Last year, we reported on a vulnerability that could allow an attacker to bypass the protections afforded by AMD’s secure encrypted virtualization (SEV) technology, found in its EPYC server processors.
When the issue came to light, AMD dismissed the exploit on the grounds that it requires physical access to the hardware, but this is only half the story. The researcher responsible for the original discovery, Robert Buhren, says physical access is only required in the first instance, after which the bug could be remotely exploited to disastrous effect.
Since then, however, another security expert by the name of Atul Payapilly has devised a workaround for the vulnerability that he says could close off the remote attack vector and preserve the utility of AMD SEV. The only problem is, AMD isn’t interested in hearing about it.
Why does it matter?
At the heart of the AMD SEV vulnerability is a mechanism known as remote attestation, whereby cloud customers can verify the correct deployment of their virtual machines.
The ability for remote attestation to function as intended hinges upon the security of the chip endorsement key (CEK), which is unique to each EPYC processor and acts as the root of trust. In the event that any AMD EYPC endorsement key is compromised by an attacker, the protections provided by AMD SEV across all deployments are rendered moot, because the keys are interchangeable.
The original researchers found that, by manipulating the voltage passing through an EPYC SoC, an error in the read-only memory (ROM) bootloader of the AMD Secure Processor (AMD-SP) could be induced, releasing the all-important CEK. This attack could be conducted on silicon purchased on the open market, meaning an attacker would not have to infiltrate hardware deployed in a production environment.
When the exploit was presented at Black Hat, Buhren claimed that there is no mitigation for the issue, which he said can only be rectified in future generations of EPYC processors.
The ramifications of this scenario are many and various. Effectively, it means that any company hoping to build services on top of AMD SEV has to halt its plans immediately and await the arrival of EYPC Genoa chips later this year – and that’s assuming a fix is delivered with the next-generation chips.
The reason Payapilly began to investigate the issue in the first place was because he found himself in precisely this position. His company, Verifiably, uses trusted execution environments to prove the integrity of code. However, now the security of AMD SEV has been called into question, the firm cannot in good faith utilize the technology to support its offering as intended.
Unconvinced by claims that there is no way to resolve the AMD SEV vulnerability that doesn’t involve waiting for new hardware to hit the market, Payapilly went in search of a solution.
The workaround he devised is built around the principle that it’s time to accept that hardware security can never be guaranteed. Therefore, we require software-based solutions capable of mitigating this risk.

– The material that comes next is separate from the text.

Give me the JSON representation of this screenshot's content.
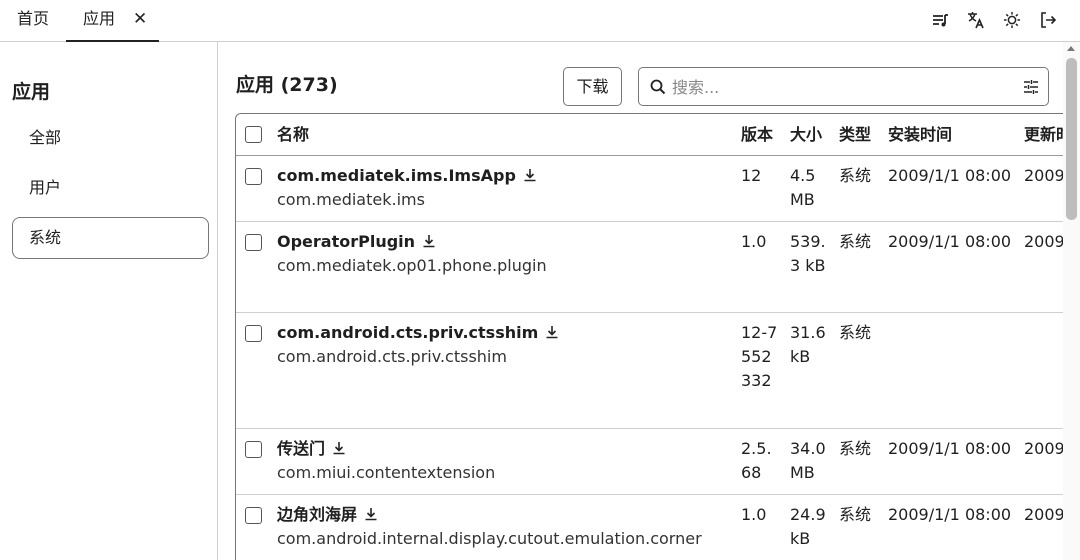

The proposed solution is designed to eliminate the remote attack vector, by addressing the fact it is currently impossible to tell which chip endorsement key (CEK) has been compromised until an abuse takes place. It can be summarized as follows:
- The cloud provider populates a whitelist with CEKs extracted from each of the AMD EYPC processors it deploys
- When a customer performs remote attestation, the cloud provider cross-checks against its list of trusted keys
- The query is passed on to AMD for signature against the root key, before information is finally released
The efficacy of the workaround was confirmed separately by Buhren, although he was eager to stress that this is not a mitigation for the original attack. He also noted that the workaround would require the customer to place trust in their cloud provider.
Although nothing would be required of AMD, per se, in order for the solution to be put into practice, Payapilly says the company stands to benefit by engaging with cloud providers to implement the mitigation. However, AMD has so far shown no interest in doing so.
The company was originally contacted by Payapilly on the week of February 14, but did not return a response. On March 8, AMD told TechRadar Pro it would not comment on the opportunity for the vulnerability to be exploited remotely, the proposed workaround or plans to address the issue in future generations of EYPC processors.
Update: March 15, 07:35 ET / 11:35 GMT
An AMD representative has been in touch to contest the notion that Payapilly reported his workaround via official avenues in early February. They told us the company has no record of the initial communication.